Insights is a reflection on creative practice in textile art. Through the exhibition and accompanying publication, which is launching at the Festival of Quilts, the Textile Study Group share their varied approaches to artistic practice: where ideas come from; how we develop and make work; where we work. All approaches are relevant, and our differences are celebrated.
Insights is curated by June Hill and the accompanying publication is edited by June Hill and Dr Melanie Miller, with additional essay contributions from Jane McKeating, Polly Binns, Kay Greenlees, Claire Barber and Lois Blackburn.
The Textile Study Group members’ work is varied in the themes addressed and techniques employed. Methods of work include hand stitch, machine stitch, quilting, constructed textiles, pieced textiles, lace-making, mixed-media, sketchbooks and drawing, print, dye, in both two and three dimensions. The Insights exhibition includes work in progress and elements of process, as well as ‘finished’ work.
Book launch & exhibition:
Festival of Quilts, NEC, Birmingham 30 July – 2 August 2020
Mercer Gallery, Harrogate, North Yorkshire 7 September – 18 October 2020
Tweeddale Museum & Gallery, Peebles, Scotland 14 November 2020 – 6 February 2021
Please check precise dates and opening times with the venues.
Artists Interview :
Over the course of the next six months we will post a series of short artists interviews. Each week showcasing a different member of the group, giving you a sneak peek into their creative process . The first member to be interviewed is Mandy Pattullo.
What is your favourite part of the creative process?
My favourite part of the process is towards the end when I have made all the colour decisions, chosen the palette of fabrics I am mixing up, laid out compositions many times, evaluated, and then finally sewn it together. It is not enough for me however to just have a collage and the favourite part comes when I make my mark on the surface through stitching. I use the stitching to blur boundaries and either like it to be formalised into a pattern ( like cross stitch) or to think of it as a scattering of stitches across the surface. The scattering doesn’t have to be just seeding but can sometimes be French knots, cross stitches, fern stitches, bullion knots. At this stage I might start stitching and then unpick several times until the shape of the stitch and the colour of the thread is right and then it is plain sailing. I usually have a scrap of linen to hand and even though I know all the basic stitches I practice first as it is very important to understand the difference the size of a stitch can make and whether it looks better clustered, overlapped or scattered.The intention with the stitching is to draw the viewer in to look at the textures and marks on the whole collage. It is my favourite part too as it is slow and mechanical and my mind can empty of the project and I can listen to podcasts. Over the last five years my whole process has been heightened by accessibility to streaming, listening back and podcasts. I have felt that I have become a better educated person as I sew!
As a visual artist was it a challenge to write about your practice ?

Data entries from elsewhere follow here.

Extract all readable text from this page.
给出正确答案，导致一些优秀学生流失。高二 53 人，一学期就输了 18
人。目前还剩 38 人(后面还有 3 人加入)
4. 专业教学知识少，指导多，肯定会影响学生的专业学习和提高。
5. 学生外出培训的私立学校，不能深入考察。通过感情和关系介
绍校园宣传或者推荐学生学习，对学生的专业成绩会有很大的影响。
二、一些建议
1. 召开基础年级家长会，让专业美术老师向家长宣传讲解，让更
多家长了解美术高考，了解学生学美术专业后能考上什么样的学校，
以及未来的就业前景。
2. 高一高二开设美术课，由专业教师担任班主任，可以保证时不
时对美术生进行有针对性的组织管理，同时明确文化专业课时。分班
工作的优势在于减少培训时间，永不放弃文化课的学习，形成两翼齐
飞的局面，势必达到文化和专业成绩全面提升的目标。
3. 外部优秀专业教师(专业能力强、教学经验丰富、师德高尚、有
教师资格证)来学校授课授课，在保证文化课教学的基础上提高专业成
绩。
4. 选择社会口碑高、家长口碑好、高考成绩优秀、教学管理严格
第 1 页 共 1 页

I do not find it a challenge to write about my practice as it is aways a good opportunity to to formulate the ideas behind what I do.I have experience of writing having published Textile Collage ( Batsford) in 2016, and have a new book Textiles Transformed coming out in September 2020. I try to write every day about what I want to achieve, inspirational words for the mood of a piece and things and people I want to research. In producing a body of work I never start with a concept or idea but the cloth itself and how I can respond to it in mixing it with other cloth, sometimes from other cultures or eras.I call this textile collage but really I am continuing the patchwork tradition and writing about this alerts the reader to the way my work is made within a historical context. By patching on to and stitching into in a sense I am just decorating, and I have come to terms with this realising it comes from my training as a Surface Pattern designer for Interiors. Through writing I can remind the viewer that this is my design background and and why I am not content with an undecorated surface. For centuries women have made clothing and domestic textiles more beautiful through stitching on to and sensitively patching and I am just continuing that tradition.In the writing I want to express my love for old textiles and the stories they tell and to connect with the viewer and their own family sewing histories. I love to tell others about my processes and inspiration and writing I think encourages others to have a go.